Я не стала отвечать. Мы проехали через Кёльн, а затем дальше на север. Теория Веры отставала от нас все дальше и дальше.
'Я не понимаю. Почему мы продолжаем ехать?
"Смотрите." Я указал на окно.
За холмистыми сельскохозяйственными угодьями, так далеко, что они казались игрушечными, старый паровоз тянул товарный состав.
'Поезд? Мы все еще следуем за ним? Но мы едем в Бонн. Там ничего нет.'
Вера была почти права. Бонн — столица Западной Германии. Кроме того, Бонн мог бы быть забытым провинциальным городком. Он альпийский и деревенский, слишком скучный даже для немецкого законодателя, который предпочитает жить в более космополитичном Кельне. Бюрократы, которые не могут позволить себе такой стиль, живут в благоустроенных пригородах недалеко от Бонна. Иностранный дипломатический корпус ищет любой уважительный предлог, чтобы отправиться в Берлин, Мюнхен, Франкфурт или Гамбург, короче говоря, везде, кроме Бонна.

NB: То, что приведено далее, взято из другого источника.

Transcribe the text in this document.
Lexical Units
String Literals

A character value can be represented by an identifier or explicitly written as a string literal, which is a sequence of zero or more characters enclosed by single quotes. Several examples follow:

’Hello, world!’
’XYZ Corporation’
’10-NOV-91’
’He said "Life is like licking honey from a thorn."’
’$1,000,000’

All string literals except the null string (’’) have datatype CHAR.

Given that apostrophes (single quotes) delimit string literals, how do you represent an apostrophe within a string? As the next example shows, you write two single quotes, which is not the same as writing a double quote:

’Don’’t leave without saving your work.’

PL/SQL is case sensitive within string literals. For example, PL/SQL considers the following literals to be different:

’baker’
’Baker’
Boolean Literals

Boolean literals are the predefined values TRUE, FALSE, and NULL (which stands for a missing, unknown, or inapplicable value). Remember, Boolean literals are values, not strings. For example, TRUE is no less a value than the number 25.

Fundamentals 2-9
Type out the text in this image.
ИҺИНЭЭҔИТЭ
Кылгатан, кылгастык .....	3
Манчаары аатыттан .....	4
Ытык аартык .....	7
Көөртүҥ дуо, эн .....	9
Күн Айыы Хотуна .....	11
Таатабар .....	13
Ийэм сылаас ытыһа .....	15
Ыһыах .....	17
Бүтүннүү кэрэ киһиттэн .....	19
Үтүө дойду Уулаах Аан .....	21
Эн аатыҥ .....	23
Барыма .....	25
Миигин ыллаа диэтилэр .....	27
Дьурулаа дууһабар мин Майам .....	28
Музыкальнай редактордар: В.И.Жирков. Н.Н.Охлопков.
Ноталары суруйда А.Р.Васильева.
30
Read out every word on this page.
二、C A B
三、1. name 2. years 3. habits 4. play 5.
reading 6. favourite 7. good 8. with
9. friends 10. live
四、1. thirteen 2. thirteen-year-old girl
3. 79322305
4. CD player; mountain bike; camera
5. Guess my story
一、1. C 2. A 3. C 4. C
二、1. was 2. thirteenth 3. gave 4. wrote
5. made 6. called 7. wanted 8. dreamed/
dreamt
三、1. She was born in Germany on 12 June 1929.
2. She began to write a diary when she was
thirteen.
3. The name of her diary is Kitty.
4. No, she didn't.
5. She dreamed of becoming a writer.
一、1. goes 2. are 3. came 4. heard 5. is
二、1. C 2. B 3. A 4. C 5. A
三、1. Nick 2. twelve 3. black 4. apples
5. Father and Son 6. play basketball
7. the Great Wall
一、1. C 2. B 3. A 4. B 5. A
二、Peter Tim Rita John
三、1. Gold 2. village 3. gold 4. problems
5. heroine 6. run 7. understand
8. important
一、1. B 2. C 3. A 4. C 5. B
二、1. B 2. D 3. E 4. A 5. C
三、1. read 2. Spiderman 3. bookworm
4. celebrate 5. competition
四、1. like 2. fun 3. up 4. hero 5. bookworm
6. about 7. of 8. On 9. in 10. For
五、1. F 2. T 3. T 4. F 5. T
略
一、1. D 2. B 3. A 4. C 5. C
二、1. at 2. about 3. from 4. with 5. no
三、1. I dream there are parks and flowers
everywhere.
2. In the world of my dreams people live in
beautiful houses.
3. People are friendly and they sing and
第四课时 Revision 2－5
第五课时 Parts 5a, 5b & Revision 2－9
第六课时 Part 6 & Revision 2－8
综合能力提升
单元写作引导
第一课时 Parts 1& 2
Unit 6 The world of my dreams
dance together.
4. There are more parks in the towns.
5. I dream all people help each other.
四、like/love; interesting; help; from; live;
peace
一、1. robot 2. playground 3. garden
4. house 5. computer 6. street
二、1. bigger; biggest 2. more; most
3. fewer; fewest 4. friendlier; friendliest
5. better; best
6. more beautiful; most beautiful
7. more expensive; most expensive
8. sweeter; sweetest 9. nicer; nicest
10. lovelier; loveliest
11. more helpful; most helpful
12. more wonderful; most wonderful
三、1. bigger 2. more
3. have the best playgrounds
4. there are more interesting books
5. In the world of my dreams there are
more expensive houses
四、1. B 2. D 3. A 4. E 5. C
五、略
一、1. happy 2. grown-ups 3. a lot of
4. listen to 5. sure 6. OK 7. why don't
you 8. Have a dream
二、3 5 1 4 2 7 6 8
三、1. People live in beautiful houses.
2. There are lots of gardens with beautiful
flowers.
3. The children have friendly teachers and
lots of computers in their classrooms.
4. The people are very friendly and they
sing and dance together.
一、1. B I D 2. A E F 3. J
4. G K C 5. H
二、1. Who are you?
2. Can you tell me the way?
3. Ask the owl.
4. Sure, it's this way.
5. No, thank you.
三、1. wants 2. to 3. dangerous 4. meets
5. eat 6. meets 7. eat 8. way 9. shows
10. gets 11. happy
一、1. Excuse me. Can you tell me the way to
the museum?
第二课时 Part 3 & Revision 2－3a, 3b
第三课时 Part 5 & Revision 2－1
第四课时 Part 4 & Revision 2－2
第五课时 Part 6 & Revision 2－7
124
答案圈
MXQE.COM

В Бонне никогда ничего не происходит. Конечно, кроме такой вещи, как преступление. В Берлине есть шпионский бизнес. В Мюнхене есть секс. — Бонн, — сказал я Вере.
Нам достался номер в мотеле недалеко от центра столицы. Вера раздраженно посмотрела в окно на табличку «не ходить по траве». Жители Бонна не ходят по траве.